The problem is, it's not that simple.
In a discouraging fact of life highlighted this week by a report commissioned by the airport authority, what's good for the airlines isn't necessarily good for Bob Hope Airport, and in fact, what's good for the airlines can put the two parties on two very different business models.
For the airport, the goal is to simply attract as many passengers as possible — more people using paid parking garages, more occupied seat fees to charge airlines, more concessions sales at the terminal.
For airlines, however, the most important goal is to deliver the highest return for shareholders, said Jack Penning, director of market analysis at Sixel Consulting Group, which compiled the report.
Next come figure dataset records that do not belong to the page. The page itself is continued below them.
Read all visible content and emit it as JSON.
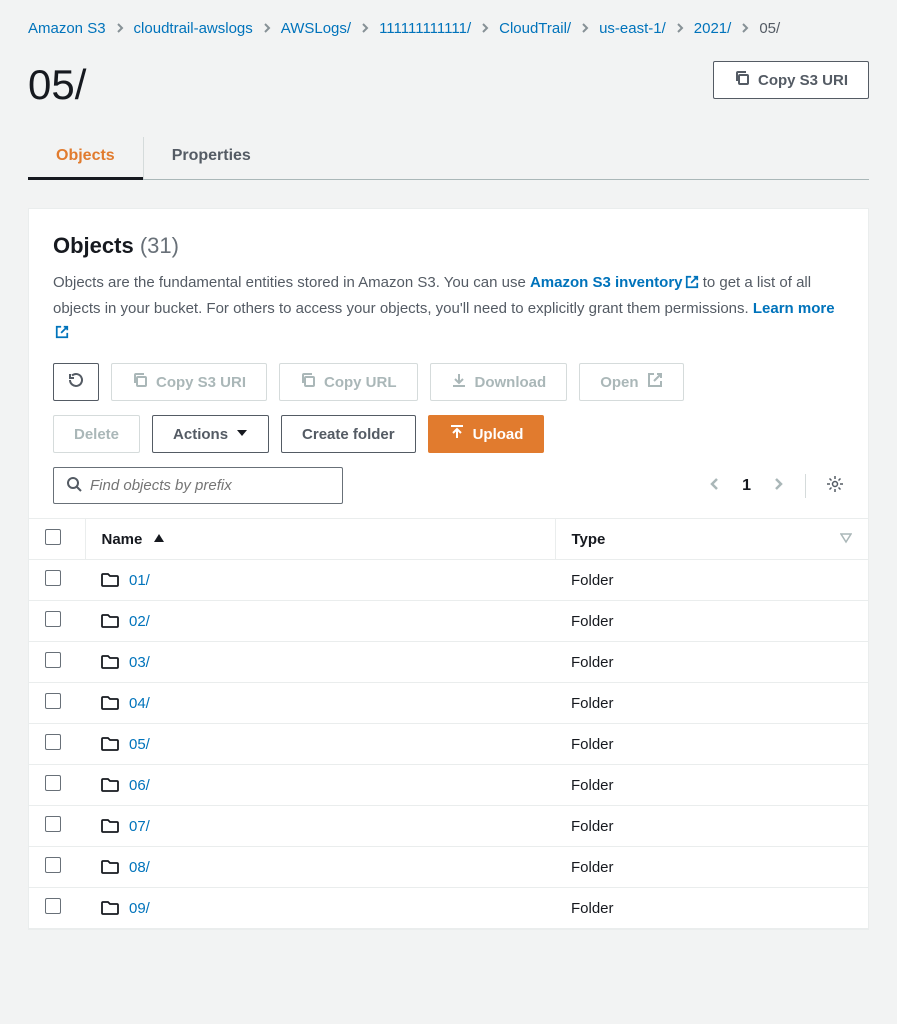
{
  "breadcrumb": [
    {
      "label": "Amazon S3",
      "current": false
    },
    {
      "label": "cloudtrail-awslogs",
      "current": false
    },
    {
      "label": "AWSLogs/",
      "current": false
    },
    {
      "label": "111111111111/",
      "current": false
    },
    {
      "label": "CloudTrail/",
      "current": false
    },
    {
      "label": "us-east-1/",
      "current": false
    },
    {
      "label": "2021/",
      "current": false
    },
    {
      "label": "05/",
      "current": true
    }
  ],
  "page_title": "05/",
  "header_button": "Copy S3 URI",
  "tabs": {
    "objects": "Objects",
    "properties": "Properties"
  },
  "panel": {
    "title": "Objects",
    "count": "(31)",
    "desc_before": "Objects are the fundamental entities stored in Amazon S3. You can use ",
    "inventory_link": "Amazon S3 inventory",
    "desc_middle": " to get a list of all objects in your bucket. For others to access your objects, you'll need to explicitly grant them permissions. ",
    "learn_more": "Learn more"
  },
  "toolbar": {
    "copy_s3_uri": "Copy S3 URI",
    "copy_url": "Copy URL",
    "download": "Download",
    "open": "Open",
    "delete": "Delete",
    "actions": "Actions",
    "create_folder": "Create folder",
    "upload": "Upload"
  },
  "search": {
    "placeholder": "Find objects by prefix"
  },
  "pagination": {
    "page": "1"
  },
  "table": {
    "col_name": "Name",
    "col_type": "Type",
    "rows": [
      {
        "name": "01/",
        "type": "Folder"
      },
      {
        "name": "02/",
        "type": "Folder"
      },
      {
        "name": "03/",
        "type": "Folder"
      },
      {
        "name": "04/",
        "type": "Folder"
      },
      {
        "name": "05/",
        "type": "Folder"
      },
      {
        "name": "06/",
        "type": "Folder"
      },
      {
        "name": "07/",
        "type": "Folder"
      },
      {
        "name": "08/",
        "type": "Folder"
      },
      {
        "name": "09/",
        "type": "Folder"
      }
    ]
  },
  "colors": {
    "link": "#0073bb",
    "accent": "#e17b2e",
    "text": "#16191f",
    "muted": "#545b64",
    "border": "#eaeded",
    "bg": "#f2f3f3"
  }
}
"They're trying to drive the highest amount of revenue per flight versus the lowest cost per flight," Penning said. "That balance doesn't always lie in accordance with what's best for an airport."
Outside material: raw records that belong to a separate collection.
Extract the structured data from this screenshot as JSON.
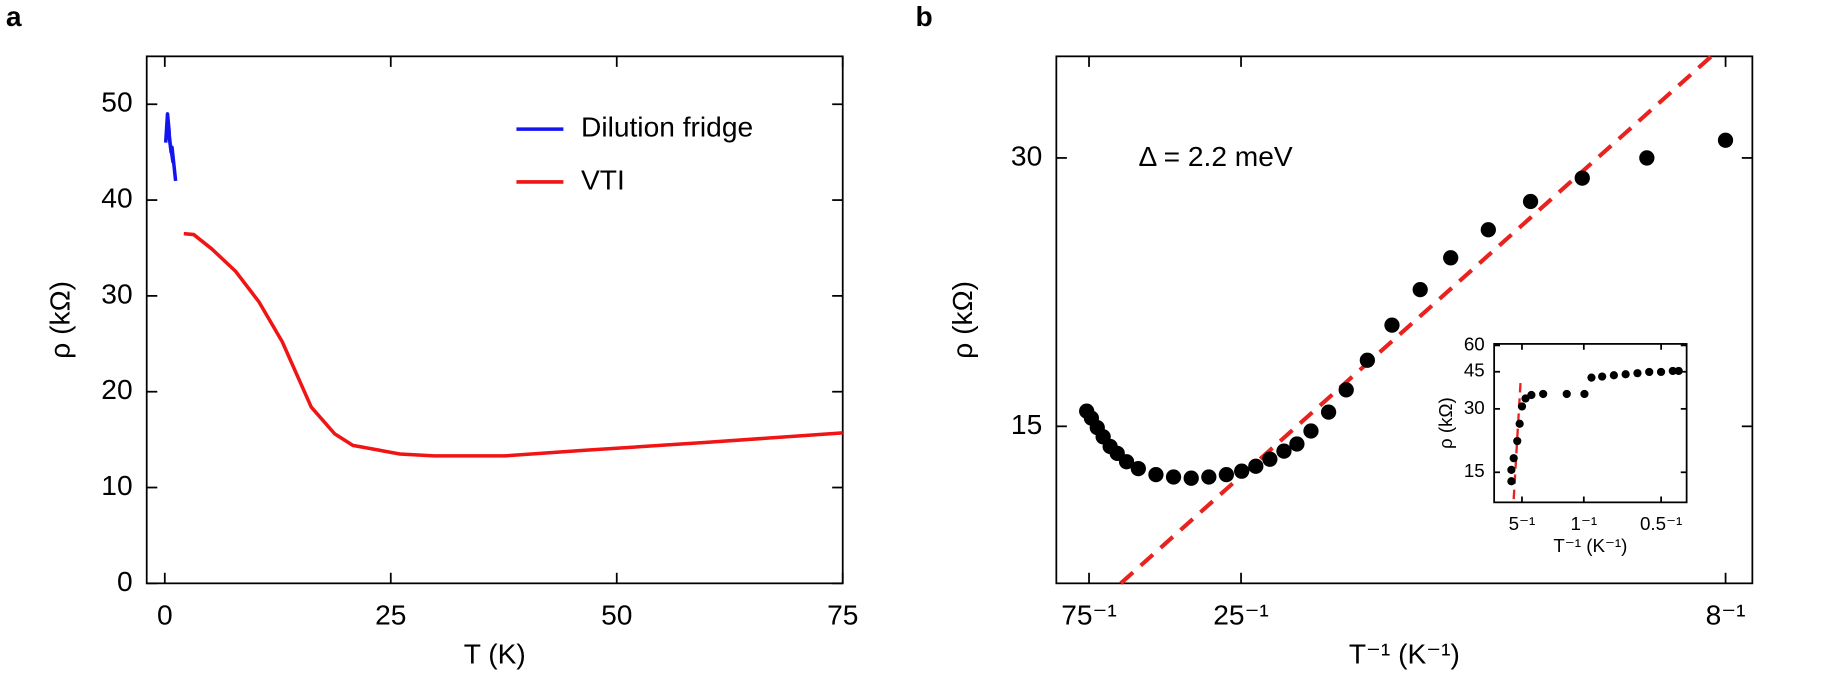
{
  "chart_data": [
    {
      "type": "line",
      "panel_label": "a",
      "x_label": "T (K)",
      "y_label": "ρ (kΩ)",
      "xlim": [
        -2,
        75
      ],
      "xticks": [
        0,
        25,
        50,
        75
      ],
      "ylim": [
        0,
        55
      ],
      "yticks": [
        0,
        10,
        20,
        30,
        40,
        50
      ],
      "legend": "upper right",
      "series": [
        {
          "name": "Dilution fridge",
          "color": "#1414f0",
          "x": [
            0.1,
            0.3,
            0.5,
            0.3,
            0.7,
            0.5,
            0.9,
            0.8,
            1.2
          ],
          "values": [
            46,
            49,
            47,
            48.5,
            45,
            46.5,
            44,
            45.5,
            42
          ]
        },
        {
          "name": "VTI",
          "color": "#f01414",
          "x": [
            2.1,
            3.2,
            5.2,
            7.8,
            10.4,
            13,
            16.2,
            18.8,
            20.8,
            26,
            29.8,
            37.6,
            46.7,
            59.7,
            75
          ],
          "values": [
            36.5,
            36.4,
            34.9,
            32.6,
            29.4,
            25.2,
            18.4,
            15.6,
            14.4,
            13.5,
            13.3,
            13.3,
            13.9,
            14.7,
            15.7
          ]
        }
      ]
    },
    {
      "type": "scatter",
      "panel_label": "b",
      "x_label": "T⁻¹ (K⁻¹)",
      "y_label": "ρ (kΩ)",
      "annotation": "Δ = 2.2 meV",
      "yscale": "log",
      "xlim": [
        0.0076,
        0.1297
      ],
      "xticks": [
        {
          "value": 0.013333,
          "label": "75⁻¹"
        },
        {
          "value": 0.04,
          "label": "25⁻¹"
        },
        {
          "value": 0.125,
          "label": "8⁻¹"
        }
      ],
      "ylim": [
        10,
        39
      ],
      "yticks": [
        15,
        30
      ],
      "color": "#000000",
      "x": [
        0.01292,
        0.01375,
        0.01478,
        0.01581,
        0.01704,
        0.01828,
        0.01992,
        0.02198,
        0.02507,
        0.02816,
        0.03126,
        0.03435,
        0.03743,
        0.04011,
        0.04259,
        0.04506,
        0.04753,
        0.0498,
        0.05227,
        0.05536,
        0.05845,
        0.06216,
        0.06648,
        0.07143,
        0.07678,
        0.08338,
        0.09079,
        0.09986,
        0.11119,
        0.12499
      ],
      "values": [
        15.6,
        15.32,
        14.95,
        14.6,
        14.24,
        13.99,
        13.69,
        13.45,
        13.24,
        13.16,
        13.12,
        13.16,
        13.24,
        13.36,
        13.53,
        13.78,
        14.07,
        14.33,
        14.82,
        15.56,
        16.48,
        17.79,
        19.48,
        21.35,
        23.18,
        24.92,
        26.81,
        28.48,
        30,
        31.4
      ],
      "fit": {
        "color": "#e8221f",
        "dashed": true,
        "x": [
          0.0189,
          0.1225
        ],
        "values": [
          10,
          39
        ]
      }
    },
    {
      "type": "scatter",
      "x_label": "T⁻¹ (K⁻¹)",
      "y_label": "ρ (kΩ)",
      "yscale": "log",
      "xlim": [
        -0.16,
        2.33
      ],
      "xticks": [
        {
          "value": 0.2,
          "label": "5⁻¹"
        },
        {
          "value": 1,
          "label": "1⁻¹"
        },
        {
          "value": 2,
          "label": "0.5⁻¹"
        }
      ],
      "ylim": [
        10.8,
        61
      ],
      "yticks": [
        15,
        30,
        45,
        60
      ],
      "color": "#000000",
      "x": [
        0.063,
        0.063,
        0.093,
        0.139,
        0.17,
        0.2,
        0.246,
        0.322,
        0.474,
        0.779,
        1.008,
        1.099,
        1.237,
        1.389,
        1.541,
        1.694,
        1.846,
        1.999,
        2.151,
        2.227
      ],
      "values": [
        13.6,
        15.4,
        17.5,
        21.1,
        25.5,
        30.8,
        33.6,
        34.9,
        35.3,
        35.3,
        35.3,
        42.2,
        42.7,
        43.3,
        43.8,
        44.3,
        44.9,
        44.9,
        45.4,
        45.4
      ],
      "fit": {
        "color": "#e8221f",
        "dashed": true,
        "x": [
          0.093,
          0.185
        ],
        "values": [
          11.2,
          42.2
        ]
      }
    }
  ]
}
That means flying fewer, fuller flights in smaller planes — not good for an airport trying to get more passengers through its terminal.
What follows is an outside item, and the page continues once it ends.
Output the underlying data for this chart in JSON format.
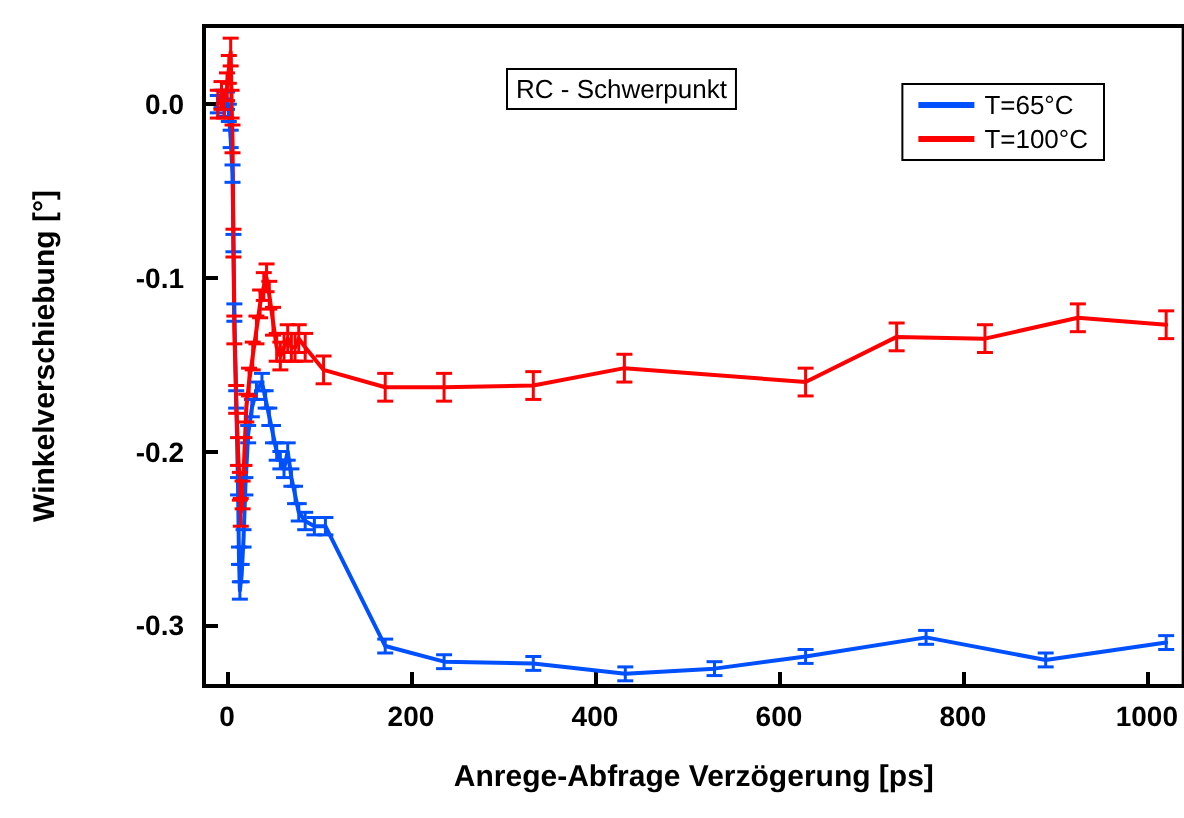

The situation was compounded in February 2012 when American Airlines pulled out of the airfield, taking with it about 7.5% of the total passengers.
A month later, airport Executive Director Dan Feger said they were facing "the most difficult budget year we've seen."
More than a year later, it's only gotten worse. In the first two months of this year, 575,717 passengers used Bob Hope Airport, down 10.4% from 642,789 during the same period in 2012.
Tornek said the source of the problem is simple: Higher fares in Burbank are driving fliers to Los Angeles International Airport.
For example, on March 31, a flight to Las Vegas was $120 out of LAX on multiple carriers. That same flight on the same carriers out of Burbank was $230.